2. Self-Care is Not the Same as Being Selfish
When you are exhausted by broken sleep and feel stressed by being stretched too thin between your profession and home duties, it’s testing to find the energy to be an effective parent at all times. And in our fast-paced lives, self-care is so often overlooked when it should be granted higher significance.
Most mothers in particular are nurturers by nature and therefore self-sacrificing. When others’ needs and wants are constantly put ahead of a parent’s own, this can come at a cost to this person’s overall health and well-being. Self-care is defined as taking responsibility to ensure your own basic needs and heart’s desires are met. Vital needs include moving your body through various forms of exercise like running, yoga or even a jump on the trampoline. Nourishing yourself with wholesome foods and getting a good night’s sleep is also relative to self-care. Meeting your heart’s desires might mean indulging in an activity you enjoy or maintaining a favourite hobby. Even something as simple as taking some timeout to yourself to sip a cup of tea in your favourite chair without anyone disrupting your serenity could be an example of practicing the art of self-care.
3. A Response is Better than a Reaction
As parents who are only human, sometimes we allow our emotions to override our rationality so we may react harshly in the heat of the moment rather than keep our cool and respond calmly. The reality is that consistency is what really matters when delivering a consequence, not the magnitude of stinging nor annoyance to your child.
You can’t control your child’s reaction to your discipline; you can only control your own response to their behaviour. Even if your child does not appear to be bothered by your disapproval, a confident, measured, and predictable approach will still have appropriate impact and a better chance of achieving the result you want.
One technique being advocated by coaches on parenting, is to simply walk away from any sort of power struggle as opposed to being dragged into arguing. Stepping aside shows young people that belligerence is not tolerated and takes their power away. You also increase the chances of enabling a more productive conversation once both you and your child have taken some time to cool down and can reapproach the conflict between one another more peacefully, keep calm and carry on!

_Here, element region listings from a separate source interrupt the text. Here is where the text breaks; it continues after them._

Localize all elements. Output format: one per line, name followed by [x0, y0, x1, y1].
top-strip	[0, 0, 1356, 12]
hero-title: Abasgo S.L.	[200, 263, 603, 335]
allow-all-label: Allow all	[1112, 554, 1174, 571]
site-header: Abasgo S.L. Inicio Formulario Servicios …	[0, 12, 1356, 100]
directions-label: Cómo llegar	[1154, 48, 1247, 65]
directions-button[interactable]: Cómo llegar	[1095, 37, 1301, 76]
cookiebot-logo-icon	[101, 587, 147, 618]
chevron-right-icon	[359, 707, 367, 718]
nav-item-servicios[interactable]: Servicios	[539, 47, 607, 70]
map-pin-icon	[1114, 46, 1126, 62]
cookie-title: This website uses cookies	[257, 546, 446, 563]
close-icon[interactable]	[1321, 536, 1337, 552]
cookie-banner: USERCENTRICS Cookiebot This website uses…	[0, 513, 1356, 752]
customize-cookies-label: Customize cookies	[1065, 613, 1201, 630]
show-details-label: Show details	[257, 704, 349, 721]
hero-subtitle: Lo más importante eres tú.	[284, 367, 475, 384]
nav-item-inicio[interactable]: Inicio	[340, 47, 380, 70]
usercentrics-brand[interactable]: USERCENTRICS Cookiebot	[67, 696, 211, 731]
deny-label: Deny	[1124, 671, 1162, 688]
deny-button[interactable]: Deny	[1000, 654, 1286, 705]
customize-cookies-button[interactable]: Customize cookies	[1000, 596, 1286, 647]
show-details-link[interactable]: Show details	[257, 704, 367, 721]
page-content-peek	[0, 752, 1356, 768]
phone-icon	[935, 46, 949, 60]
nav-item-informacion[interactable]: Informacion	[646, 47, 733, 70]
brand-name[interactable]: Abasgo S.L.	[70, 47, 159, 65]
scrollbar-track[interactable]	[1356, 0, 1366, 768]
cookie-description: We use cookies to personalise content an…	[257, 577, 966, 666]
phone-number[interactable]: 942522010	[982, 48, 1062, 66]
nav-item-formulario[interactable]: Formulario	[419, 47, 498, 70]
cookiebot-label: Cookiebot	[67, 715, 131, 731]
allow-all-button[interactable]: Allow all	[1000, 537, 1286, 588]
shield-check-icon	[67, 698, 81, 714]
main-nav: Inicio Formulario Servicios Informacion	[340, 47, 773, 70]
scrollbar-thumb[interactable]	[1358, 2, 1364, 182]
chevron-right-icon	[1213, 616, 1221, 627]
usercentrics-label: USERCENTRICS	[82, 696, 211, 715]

4. Letting Go of Lawnmower Parenting
Previously parents have been blamed for ‘helicopter parenting’ by hovering over their children and flying down to rescue them at the first sign of distress. Although attempting to be supportive, they’ve been held responsible for nurturing a generation of young adults who lack adaptability, are spoiled and feel entitled.
Now another controversial type of child-rearing, ‘Lawnmower parenting’ cuts down any impediment that threatens to traverse their children’s tracks, just like the landscaping machine these parents are named after. According to teachers who witness this style of child raising, the problem is that their students then don’t obtain the real-life education they need. Children of this type of upbringing don’t get to experience any sense of struggle, practice resolving conflict, nor learn to overcome failure in their early years. Unfortunately, these kids aren’t set up for success in adulthood if not fully equipped with a set of tools to help them thrive. The lesson is to leave your lawnmower in the garden shed and just let your grass grow!
5. Co-parenting is Cool
Did you know that January is known as Divorce Month at law firms around the world? According to marital experts, many couples choose to make the resolution to end their marriage in the New Year. As a result, the term co-parenting has been introduced and refers to the act of raising children together with your ex-partner post separation or divorce. Co-parenting is notoriously challenging to navigate in the direct aftermath of relationship breakdown.
These days co-parenting is common, and can be a positive experience if both parents place their children’s developmental wellbeing first and foremost, interact in a healthy manner and stay on the same page when it comes to discipline. Because accomplishment requires a considerable amount of tolerance, compassion, and cooperation… couples who can master this type of parenting are considered admirable!